校歌の二番
波多野廉、千々岩和花、間瀬惟月が同窓会を抜けたのは、校歌の一番が終わったときだった。
駅前の焼き鳥屋に入り、三人はカウンターの端へ並んだ。高校の合唱部で、廉がテノール、和花がアルト、惟月が伴奏だった。さっきの宴会場でも、前奏が流れた瞬間だけ、十年前の呼吸に戻れた。
「二番まで歌えばよかったのに」と和花が言った。
「誰も歌詞を覚えてない」と廉。
惟月は箸袋の裏に、二番の最初の一行を書いた。〈遠き峰より風は来て〉。三人とも、その先で止まった。
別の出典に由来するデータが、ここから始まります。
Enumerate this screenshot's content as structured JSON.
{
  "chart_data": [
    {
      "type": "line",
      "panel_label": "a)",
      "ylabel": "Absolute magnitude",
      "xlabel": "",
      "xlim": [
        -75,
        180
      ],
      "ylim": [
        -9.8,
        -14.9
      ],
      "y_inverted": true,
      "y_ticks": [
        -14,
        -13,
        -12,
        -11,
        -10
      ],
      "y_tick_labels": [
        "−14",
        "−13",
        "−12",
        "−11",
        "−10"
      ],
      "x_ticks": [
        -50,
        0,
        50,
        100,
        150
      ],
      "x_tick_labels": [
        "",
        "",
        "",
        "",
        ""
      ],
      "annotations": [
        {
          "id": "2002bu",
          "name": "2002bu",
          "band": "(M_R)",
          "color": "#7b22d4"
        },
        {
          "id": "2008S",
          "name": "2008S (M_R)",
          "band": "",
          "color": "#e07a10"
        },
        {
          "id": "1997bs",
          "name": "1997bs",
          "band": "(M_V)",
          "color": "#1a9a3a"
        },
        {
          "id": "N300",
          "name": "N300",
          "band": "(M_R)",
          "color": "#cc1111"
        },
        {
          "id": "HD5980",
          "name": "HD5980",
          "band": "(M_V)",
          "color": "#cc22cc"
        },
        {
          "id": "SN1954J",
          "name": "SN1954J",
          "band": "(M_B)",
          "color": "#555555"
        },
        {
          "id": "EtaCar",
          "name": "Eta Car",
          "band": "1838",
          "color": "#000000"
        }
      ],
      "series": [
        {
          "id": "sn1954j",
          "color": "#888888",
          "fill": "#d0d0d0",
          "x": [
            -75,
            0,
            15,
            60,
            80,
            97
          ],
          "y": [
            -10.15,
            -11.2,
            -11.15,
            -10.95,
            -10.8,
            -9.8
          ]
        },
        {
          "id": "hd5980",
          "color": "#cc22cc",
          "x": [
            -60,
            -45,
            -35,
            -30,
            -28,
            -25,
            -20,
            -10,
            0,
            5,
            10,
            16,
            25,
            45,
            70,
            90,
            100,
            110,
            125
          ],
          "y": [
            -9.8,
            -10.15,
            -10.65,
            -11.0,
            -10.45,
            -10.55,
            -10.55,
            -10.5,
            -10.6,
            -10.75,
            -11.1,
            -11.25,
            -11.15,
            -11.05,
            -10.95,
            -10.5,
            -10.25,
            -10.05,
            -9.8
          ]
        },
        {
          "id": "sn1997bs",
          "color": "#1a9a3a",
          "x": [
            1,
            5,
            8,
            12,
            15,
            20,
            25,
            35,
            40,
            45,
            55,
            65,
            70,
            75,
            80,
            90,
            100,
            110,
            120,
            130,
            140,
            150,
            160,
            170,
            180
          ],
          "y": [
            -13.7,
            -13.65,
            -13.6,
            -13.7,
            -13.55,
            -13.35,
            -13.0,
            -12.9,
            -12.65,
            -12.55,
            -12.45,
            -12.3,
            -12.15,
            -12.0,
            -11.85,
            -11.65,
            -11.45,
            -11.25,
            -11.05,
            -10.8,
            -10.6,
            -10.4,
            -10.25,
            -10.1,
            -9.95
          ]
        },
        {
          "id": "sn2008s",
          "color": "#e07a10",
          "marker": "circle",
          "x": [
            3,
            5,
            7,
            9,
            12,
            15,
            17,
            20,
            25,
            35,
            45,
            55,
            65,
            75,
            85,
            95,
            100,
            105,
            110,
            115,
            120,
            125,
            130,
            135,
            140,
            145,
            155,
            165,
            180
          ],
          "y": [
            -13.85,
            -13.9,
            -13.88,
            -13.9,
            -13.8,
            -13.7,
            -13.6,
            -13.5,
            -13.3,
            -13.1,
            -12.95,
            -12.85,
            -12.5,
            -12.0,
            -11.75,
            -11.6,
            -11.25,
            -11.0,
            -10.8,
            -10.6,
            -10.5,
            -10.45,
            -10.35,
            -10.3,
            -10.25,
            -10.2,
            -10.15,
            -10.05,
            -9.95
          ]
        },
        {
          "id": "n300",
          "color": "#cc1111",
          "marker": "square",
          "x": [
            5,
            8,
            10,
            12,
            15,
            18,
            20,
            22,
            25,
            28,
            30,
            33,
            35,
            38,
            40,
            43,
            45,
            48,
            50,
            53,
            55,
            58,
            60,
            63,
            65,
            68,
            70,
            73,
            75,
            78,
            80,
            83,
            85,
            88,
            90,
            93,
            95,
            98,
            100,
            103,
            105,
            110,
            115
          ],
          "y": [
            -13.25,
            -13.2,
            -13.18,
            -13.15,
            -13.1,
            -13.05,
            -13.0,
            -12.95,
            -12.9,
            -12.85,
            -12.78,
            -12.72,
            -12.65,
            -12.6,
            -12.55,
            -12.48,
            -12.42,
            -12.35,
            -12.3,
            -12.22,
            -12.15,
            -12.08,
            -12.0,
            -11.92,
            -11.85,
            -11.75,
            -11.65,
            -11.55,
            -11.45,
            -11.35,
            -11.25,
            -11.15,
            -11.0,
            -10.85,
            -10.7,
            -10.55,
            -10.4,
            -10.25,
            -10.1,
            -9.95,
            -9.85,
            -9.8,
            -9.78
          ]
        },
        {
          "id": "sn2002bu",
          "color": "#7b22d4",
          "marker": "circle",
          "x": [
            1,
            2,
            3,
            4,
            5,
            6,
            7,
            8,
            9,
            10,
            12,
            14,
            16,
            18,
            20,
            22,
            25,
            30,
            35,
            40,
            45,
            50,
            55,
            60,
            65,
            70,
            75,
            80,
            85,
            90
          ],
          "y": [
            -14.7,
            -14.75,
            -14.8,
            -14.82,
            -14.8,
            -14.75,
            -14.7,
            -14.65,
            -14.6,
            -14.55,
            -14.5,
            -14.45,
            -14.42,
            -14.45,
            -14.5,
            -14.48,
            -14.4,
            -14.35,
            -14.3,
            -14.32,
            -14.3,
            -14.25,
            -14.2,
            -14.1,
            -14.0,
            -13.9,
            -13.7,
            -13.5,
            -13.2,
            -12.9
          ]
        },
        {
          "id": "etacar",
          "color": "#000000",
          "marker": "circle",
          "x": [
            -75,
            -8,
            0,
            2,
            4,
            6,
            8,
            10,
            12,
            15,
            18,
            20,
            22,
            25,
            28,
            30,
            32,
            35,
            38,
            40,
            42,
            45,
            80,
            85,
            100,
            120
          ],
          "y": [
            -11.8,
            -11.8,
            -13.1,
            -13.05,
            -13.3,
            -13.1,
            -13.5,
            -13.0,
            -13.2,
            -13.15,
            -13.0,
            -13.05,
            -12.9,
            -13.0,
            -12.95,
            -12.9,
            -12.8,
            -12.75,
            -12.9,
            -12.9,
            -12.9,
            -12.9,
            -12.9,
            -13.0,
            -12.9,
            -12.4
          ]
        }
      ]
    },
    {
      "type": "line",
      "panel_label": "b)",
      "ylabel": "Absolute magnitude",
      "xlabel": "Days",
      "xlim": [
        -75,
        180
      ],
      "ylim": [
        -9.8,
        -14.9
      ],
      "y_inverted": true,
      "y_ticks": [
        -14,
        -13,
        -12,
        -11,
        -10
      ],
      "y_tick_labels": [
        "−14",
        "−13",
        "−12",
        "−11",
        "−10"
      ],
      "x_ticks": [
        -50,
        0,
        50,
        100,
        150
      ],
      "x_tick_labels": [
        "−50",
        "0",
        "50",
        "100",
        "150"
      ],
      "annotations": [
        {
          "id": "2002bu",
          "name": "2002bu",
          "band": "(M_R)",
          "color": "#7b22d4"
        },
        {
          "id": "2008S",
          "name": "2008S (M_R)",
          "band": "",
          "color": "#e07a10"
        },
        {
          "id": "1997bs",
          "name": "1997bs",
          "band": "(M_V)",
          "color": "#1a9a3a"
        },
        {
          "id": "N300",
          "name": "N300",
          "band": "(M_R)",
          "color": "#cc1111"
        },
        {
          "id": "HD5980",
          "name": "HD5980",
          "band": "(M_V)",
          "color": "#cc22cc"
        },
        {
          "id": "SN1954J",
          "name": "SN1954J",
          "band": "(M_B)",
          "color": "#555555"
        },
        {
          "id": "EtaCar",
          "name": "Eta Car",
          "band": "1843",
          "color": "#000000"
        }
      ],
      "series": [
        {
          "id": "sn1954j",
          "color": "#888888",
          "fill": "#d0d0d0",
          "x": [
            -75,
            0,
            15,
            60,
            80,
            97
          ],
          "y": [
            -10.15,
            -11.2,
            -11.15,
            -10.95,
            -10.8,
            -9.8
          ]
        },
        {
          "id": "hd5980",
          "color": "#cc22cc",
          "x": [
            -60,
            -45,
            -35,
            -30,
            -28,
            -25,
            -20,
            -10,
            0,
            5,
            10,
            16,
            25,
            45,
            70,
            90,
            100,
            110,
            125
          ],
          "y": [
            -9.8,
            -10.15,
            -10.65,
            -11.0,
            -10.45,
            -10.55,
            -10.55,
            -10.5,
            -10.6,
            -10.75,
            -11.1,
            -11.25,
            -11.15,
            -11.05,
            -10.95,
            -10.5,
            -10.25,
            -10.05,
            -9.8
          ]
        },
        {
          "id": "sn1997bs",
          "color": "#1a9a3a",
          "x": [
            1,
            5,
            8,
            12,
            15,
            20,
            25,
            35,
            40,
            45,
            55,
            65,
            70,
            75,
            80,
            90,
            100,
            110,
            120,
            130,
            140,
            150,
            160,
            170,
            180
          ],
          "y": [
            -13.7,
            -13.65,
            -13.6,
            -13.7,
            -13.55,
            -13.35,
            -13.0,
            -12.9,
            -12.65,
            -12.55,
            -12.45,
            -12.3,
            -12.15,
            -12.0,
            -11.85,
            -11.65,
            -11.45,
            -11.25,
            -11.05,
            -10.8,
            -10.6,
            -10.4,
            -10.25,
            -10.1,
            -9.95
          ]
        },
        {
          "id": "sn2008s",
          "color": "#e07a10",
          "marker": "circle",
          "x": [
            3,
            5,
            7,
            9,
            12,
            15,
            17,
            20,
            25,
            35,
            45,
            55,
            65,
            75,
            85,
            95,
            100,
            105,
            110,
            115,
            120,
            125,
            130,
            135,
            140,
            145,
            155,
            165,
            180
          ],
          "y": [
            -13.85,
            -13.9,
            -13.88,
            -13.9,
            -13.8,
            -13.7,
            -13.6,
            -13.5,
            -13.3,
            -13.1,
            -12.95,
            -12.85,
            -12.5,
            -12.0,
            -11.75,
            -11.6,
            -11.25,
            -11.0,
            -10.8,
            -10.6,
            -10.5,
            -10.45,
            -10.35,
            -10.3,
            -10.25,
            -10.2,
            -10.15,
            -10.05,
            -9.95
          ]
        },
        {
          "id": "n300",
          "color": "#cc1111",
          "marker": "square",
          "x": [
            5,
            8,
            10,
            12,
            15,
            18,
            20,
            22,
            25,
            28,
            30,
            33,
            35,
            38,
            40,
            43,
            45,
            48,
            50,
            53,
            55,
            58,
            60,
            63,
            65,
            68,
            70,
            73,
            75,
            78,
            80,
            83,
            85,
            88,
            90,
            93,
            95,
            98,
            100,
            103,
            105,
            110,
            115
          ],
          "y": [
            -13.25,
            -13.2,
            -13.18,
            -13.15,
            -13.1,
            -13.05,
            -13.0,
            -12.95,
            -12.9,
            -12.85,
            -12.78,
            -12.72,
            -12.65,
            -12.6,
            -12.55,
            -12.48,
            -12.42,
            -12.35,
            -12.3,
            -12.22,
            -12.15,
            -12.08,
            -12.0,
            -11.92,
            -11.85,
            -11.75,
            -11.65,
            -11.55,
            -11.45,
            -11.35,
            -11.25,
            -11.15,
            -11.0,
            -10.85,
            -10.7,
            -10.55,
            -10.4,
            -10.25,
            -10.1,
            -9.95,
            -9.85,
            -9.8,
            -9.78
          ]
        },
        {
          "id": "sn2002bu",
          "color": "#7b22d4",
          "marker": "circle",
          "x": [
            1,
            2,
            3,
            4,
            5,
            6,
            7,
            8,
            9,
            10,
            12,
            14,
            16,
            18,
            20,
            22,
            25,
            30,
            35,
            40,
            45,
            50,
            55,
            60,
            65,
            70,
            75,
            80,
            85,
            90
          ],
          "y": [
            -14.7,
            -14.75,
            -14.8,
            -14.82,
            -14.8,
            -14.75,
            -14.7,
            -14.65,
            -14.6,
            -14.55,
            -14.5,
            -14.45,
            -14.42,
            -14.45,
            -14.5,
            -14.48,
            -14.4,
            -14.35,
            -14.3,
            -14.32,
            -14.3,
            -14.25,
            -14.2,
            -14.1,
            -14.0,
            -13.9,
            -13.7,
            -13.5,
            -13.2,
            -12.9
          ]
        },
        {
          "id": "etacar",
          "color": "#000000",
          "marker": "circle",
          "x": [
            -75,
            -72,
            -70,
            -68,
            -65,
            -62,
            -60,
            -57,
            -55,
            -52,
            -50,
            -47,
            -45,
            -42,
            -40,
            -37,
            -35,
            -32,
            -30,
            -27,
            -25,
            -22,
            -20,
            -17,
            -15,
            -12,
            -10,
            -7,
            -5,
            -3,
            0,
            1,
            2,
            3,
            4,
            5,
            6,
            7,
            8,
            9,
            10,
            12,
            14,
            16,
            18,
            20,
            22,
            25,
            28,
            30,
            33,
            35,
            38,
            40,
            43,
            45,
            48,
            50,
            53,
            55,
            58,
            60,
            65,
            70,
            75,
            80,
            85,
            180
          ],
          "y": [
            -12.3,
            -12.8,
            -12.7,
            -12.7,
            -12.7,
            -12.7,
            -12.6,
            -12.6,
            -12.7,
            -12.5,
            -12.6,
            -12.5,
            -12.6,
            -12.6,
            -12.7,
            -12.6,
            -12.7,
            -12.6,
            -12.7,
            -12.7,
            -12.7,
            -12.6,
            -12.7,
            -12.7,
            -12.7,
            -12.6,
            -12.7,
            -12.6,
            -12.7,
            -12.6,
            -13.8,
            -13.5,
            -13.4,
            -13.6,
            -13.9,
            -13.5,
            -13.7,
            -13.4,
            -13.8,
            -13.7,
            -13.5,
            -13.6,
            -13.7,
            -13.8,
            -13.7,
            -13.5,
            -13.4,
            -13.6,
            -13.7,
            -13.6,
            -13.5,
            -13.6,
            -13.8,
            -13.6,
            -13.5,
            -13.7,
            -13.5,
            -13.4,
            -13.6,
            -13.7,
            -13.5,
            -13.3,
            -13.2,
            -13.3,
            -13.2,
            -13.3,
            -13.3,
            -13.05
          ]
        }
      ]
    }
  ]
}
廉は県立高校の音楽教師になっていた。来年度、合唱部のない山間校へ異動する。
「新しく作るよ。五人集まれば大会に出られる」
和花は笑った。「先生らしくなったね」
「和花は店、継ぐんだろ」
「継がない。今月で花屋を閉める。母には悪いけど、夜間の看護学校に受かった」
高校時代、最初に音大を目指したのは和花だった。けれど父の死後、受験票を出さずに店へ立った。廉も惟月も、その話題を避けることを友情だと思っていた。
惟月はビールを一口飲んだ。「私は耳の手術を受ける」
二人が同時に顔を向けた。
「右がほとんど聞こえなくなった。成功しても、前みたいに弾ける保証はない。だから手術のあと、調律師の会社を辞めて、字幕制作へ移る」
「音から離れるの?」
和花の問いに、惟月は首を傾けた。「聞こえない人に音を渡す仕事。離れるのとは、少し違う」
焼き鳥が三本届いた。店内の有線で、偶然、卒業式によく使われる曲が流れた。廉は拍を取り、和花は低くハミングし、惟月はカウンターを指で叩いた。三人の速度は、もう揃わなかった。
「二番、思い出した」と廉が言う。
けれど彼は歌わなかった。和花も続きを尋ねなかった。惟月は箸袋を三つ折りにし、灰皿のない卓上へ置いた。
会計を終え、三人は駅前で別れた。廉は北口、和花はバス停、惟月はタクシー乗り場へ向かった。
カウンターには、二番の一行だけが残った。店員が箸袋を捨てるまで、その歌は誰の声にもならなかった。